Der Wohnungsbau in Deutschland kommt kaum voran, und die Krise am Immobilienmarkt spitzt sich zu. Eine aktuelle Auswertung des Immobilienunternehmens Jones Lang LaSalle (JLL) zeigt, dass viele neue Wohnungen an den falschen Stellen entstehen. Bundesweit werden jährlich rund 50.000 Wohnungen in Regionen mit stagnierender oder sinkender Nachfrage errichtet.
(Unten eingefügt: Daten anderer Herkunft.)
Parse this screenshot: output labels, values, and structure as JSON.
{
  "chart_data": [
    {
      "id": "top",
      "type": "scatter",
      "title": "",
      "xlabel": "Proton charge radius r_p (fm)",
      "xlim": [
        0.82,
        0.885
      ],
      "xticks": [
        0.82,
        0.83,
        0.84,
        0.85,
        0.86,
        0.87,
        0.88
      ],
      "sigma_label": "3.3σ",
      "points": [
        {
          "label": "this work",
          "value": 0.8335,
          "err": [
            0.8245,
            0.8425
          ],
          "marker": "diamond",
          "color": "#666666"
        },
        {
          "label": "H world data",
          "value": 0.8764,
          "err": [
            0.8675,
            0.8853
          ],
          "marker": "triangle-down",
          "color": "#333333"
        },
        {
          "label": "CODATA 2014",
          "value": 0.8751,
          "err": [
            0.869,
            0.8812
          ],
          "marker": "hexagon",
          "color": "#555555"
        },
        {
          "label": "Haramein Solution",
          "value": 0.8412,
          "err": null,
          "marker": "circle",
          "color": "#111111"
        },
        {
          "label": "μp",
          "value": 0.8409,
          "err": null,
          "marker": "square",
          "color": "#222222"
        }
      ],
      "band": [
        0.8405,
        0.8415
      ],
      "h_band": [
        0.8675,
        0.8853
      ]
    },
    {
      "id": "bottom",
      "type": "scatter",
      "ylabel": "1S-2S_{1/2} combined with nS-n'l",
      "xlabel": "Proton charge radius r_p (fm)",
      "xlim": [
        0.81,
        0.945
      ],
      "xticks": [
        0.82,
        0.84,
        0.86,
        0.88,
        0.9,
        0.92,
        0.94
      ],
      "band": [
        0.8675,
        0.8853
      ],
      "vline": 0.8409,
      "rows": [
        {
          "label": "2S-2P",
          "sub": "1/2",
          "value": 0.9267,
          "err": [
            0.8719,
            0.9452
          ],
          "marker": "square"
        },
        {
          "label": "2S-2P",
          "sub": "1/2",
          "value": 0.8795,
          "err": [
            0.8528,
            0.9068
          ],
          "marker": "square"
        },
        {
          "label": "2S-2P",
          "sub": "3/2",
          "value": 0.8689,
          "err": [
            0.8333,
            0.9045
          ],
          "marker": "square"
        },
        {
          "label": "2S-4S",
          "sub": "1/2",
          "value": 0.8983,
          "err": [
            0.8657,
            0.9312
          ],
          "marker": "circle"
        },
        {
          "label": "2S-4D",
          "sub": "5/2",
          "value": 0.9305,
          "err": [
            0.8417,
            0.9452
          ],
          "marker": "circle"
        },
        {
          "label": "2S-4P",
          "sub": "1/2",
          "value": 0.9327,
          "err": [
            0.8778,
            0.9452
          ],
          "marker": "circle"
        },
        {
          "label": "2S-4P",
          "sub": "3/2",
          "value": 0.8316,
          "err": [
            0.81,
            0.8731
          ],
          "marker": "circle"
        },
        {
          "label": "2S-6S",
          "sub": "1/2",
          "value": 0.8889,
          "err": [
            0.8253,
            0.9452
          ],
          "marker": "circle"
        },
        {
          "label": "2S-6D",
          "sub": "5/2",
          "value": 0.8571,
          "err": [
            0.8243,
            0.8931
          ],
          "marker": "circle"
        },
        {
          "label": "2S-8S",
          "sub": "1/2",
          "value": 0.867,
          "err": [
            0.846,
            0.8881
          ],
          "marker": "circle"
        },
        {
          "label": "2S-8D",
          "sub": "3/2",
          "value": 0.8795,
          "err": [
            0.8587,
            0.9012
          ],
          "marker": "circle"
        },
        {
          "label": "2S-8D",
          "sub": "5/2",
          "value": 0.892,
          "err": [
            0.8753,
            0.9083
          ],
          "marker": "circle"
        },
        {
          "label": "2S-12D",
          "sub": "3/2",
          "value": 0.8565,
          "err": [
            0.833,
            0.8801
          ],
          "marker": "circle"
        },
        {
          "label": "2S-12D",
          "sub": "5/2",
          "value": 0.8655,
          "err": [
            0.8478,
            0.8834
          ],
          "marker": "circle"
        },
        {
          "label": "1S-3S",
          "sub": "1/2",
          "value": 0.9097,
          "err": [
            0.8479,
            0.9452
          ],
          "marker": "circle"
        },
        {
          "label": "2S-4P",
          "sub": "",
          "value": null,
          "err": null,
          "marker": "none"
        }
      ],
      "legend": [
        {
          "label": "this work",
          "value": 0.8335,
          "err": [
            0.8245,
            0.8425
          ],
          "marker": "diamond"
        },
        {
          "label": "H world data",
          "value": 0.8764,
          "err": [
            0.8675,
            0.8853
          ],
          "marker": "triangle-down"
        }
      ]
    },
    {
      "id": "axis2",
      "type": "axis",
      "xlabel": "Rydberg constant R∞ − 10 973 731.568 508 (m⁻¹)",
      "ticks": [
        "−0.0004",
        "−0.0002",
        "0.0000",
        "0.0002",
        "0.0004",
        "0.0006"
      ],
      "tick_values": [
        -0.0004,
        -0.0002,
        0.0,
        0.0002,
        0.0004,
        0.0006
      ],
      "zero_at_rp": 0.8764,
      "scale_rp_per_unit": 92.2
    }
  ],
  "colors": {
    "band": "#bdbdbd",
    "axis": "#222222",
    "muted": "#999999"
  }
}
Fehlentwicklung im Wohnungsbau
„Es wird oft am falschen Ort gebaut. Während in ländlichen Regionen teilweise ein Überangebot entsteht, herrscht in den Metropolen und Wachstumszentren ein Mangel an neuem Wohnraum“, zitiert die Nachrichtenagentur dpa einen JLL-Vertreter. In den acht größten deutschen Städten hinkt der Wohnungsbau dem Bedarf hinterher: Dort werden nur 42 neue Wohnungen je 10.000 Bestandswohnungen fertiggestellt, nötig wären 62. In ländlichen Räumen übersteigt die Bauleistung mit 41 Wohnungen dagegen den Bedarf von 23 Einheiten deutlich.
Bedarf an kleinen Wohnungen
Vielerorts besteht ein hoher Bedarf an kleineren Wohnungen für Singles, während ein Überangebot an großen Objekten, oft Einfamilienhäusern, existiert. Der Analyse zufolge kommt der Wohnungsbau auch im laufenden Jahr nicht in Fahrt. 2026 werden voraussichtlich rund 211.000 Einheiten fertiggestellt, nur wenig mehr als im Vorjahr. Das Neubaudefizit beziffert JLL auf rund 80.000 Einheiten pro Jahr – mehr als bisher angenommen. 2025 waren in Deutschland 206.600 Wohnungen errichtet worden, der niedrigste Wert seit 2012.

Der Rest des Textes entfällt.